A Short Blip on a Long Problem
A Short Blip on a Long Problem – (this post especially for Rockingham County, Va. citizens)
Have you given up recycling all the plastics we use? When I go to events such as the fair—or locally we have “lawn parties” that serve lots of food and drinks—and end up with bags and bags of items to be trashed—I cringe that more can’t be recycled. Especially aluminum pop and beer cans.
In the old old days – I’m talking when my husband was a kid for instance—he and numerous others would run around the lawn party grounds and collect GLASS pop bottles which were sent somewhere and he earned like 5 cents. Not each: He would collect 24 bottles (in a wooden box holding 24 bottles) and earn 5 cents for each set of 24 bottles he turned in. One night, he recalls, he made $4—a heady amount for an 8-10 year old kid in the 60’s. Equivalent to maybe $30-40 today, for a kid (according to one Inflation Calculator).

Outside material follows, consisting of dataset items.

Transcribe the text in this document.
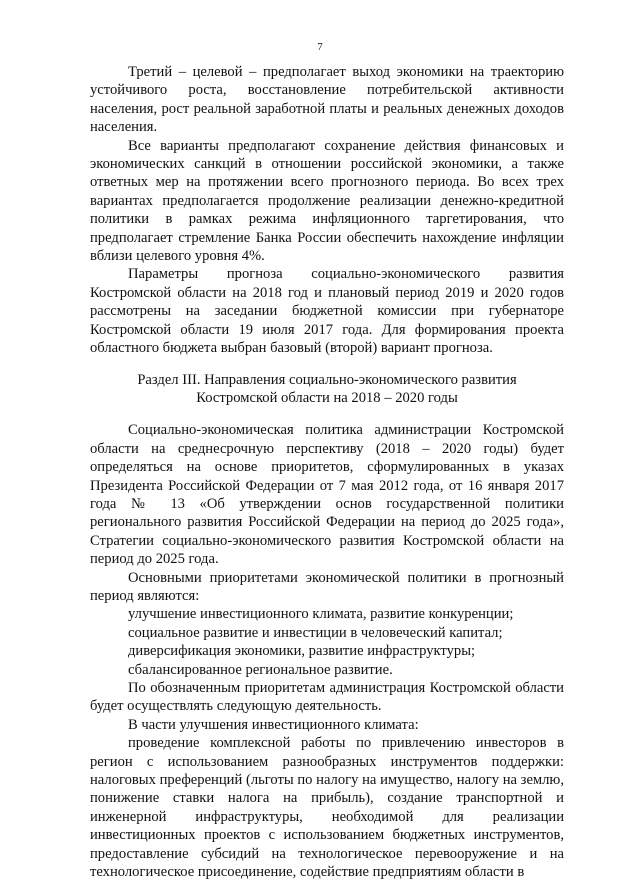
7

Третий – целевой – предполагает выход экономики на траекторию устойчивого роста, восстановление потребительской активности населения, рост реальной заработной платы и реальных денежных доходов населения.

Все варианты предполагают сохранение действия финансовых и экономических санкций в отношении российской экономики, а также ответных мер на протяжении всего прогнозного периода. Во всех трех вариантах предполагается продолжение реализации денежно-кредитной политики в рамках режима инфляционного таргетирования, что предполагает стремление Банка России обеспечить нахождение инфляции вблизи целевого уровня 4%.

Параметры прогноза социально-экономического развития Костромской области на 2018 год и плановый период 2019 и 2020 годов рассмотрены на заседании бюджетной комиссии при губернаторе Костромской области 19 июля 2017 года. Для формирования проекта областного бюджета выбран базовый (второй) вариант прогноза.

Раздел III. Направления социально-экономического развития
Костромской области на 2018 – 2020 годы

Социально-экономическая политика администрации Костромской области на среднесрочную перспективу (2018 – 2020 годы) будет определяться на основе приоритетов, сформулированных в указах Президента Российской Федерации от 7 мая 2012 года, от 16 января 2017 года № 13 «Об утверждении основ государственной политики регионального развития Российской Федерации на период до 2025 года», Стратегии социально-экономического развития Костромской области на период до 2025 года.

Основными приоритетами экономической политики в прогнозный период являются:

улучшение инвестиционного климата, развитие конкуренции;

социальное развитие и инвестиции в человеческий капитал;

диверсификация экономики, развитие инфраструктуры;

сбалансированное региональное развитие.

По обозначенным приоритетам администрация Костромской области будет осуществлять следующую деятельность.

В части улучшения инвестиционного климата:

проведение комплексной работы по привлечению инвесторов в регион с использованием разнообразных инструментов поддержки: налоговых преференций (льготы по налогу на имущество, налогу на землю, понижение ставки налога на прибыль), создание транспортной и инженерной инфраструктуры, необходимой для реализации инвестиционных проектов с использованием бюджетных инструментов, предоставление субсидий на технологическое перевооружение и на технологическое присоединение, содействие предприятиям области в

Now, stuff does get recycled, but more can be done. We have a large local dump and five more places in our county where stuff can be tossed into large bins. Sometimes people say or think that such items “just get hauled anyway to the top of the mound at the county dump.” In the past I have asked various people working at the dump if that was true. The responses were not strong – like they weren’t sure, or didn’t want to say.
Recently I asked that question again to a worker who looked like she knew what she was doing, and working hard. I told her some people thought trash was sent out to sea or buried in the growing dirt mountain at the dump.
So I said, “Can you tell me where the recyclables go?” She had a ready answer: “Stuff goes to Dave’s Recycling.” I was impressed. I used to take my recyclable stuff directly to Dave’s Recycling but when the local dump was improved (years ago now) and added numerous bins where we could put recyclables, we began just taking our stuff directly to those bins at the dump.
I looked up Dave’s Recycling and its website said it takes stuff directly—and of course also processes what comes from the bins at the landfill which get carried to Dave’s. [For locals, Dave’s Recycling is open 8 a.m. – 4 p.m., closed Saturday and Sunday, and found at 130 Leray Circle in Harrisonburg.)
So that’s one convenient and efficient solution for paper to plastic to electronics to metals. Dave’s recycling accepts a wide range of material and can be found not far from the “Country Inn & Suites by Radisson” in Harrisonburg.
More info and comments here:
DAVE’S RECYCLING in Harrisonburg, VA 22801 – (540) 4…
The local Chamber of Commerce (at the link above) includes a listing of other recycling places in Harrisonburg, some where you get paid, especially when bringing scrap metal in.
Keep the Shenandoah Valley clean! And everywhere!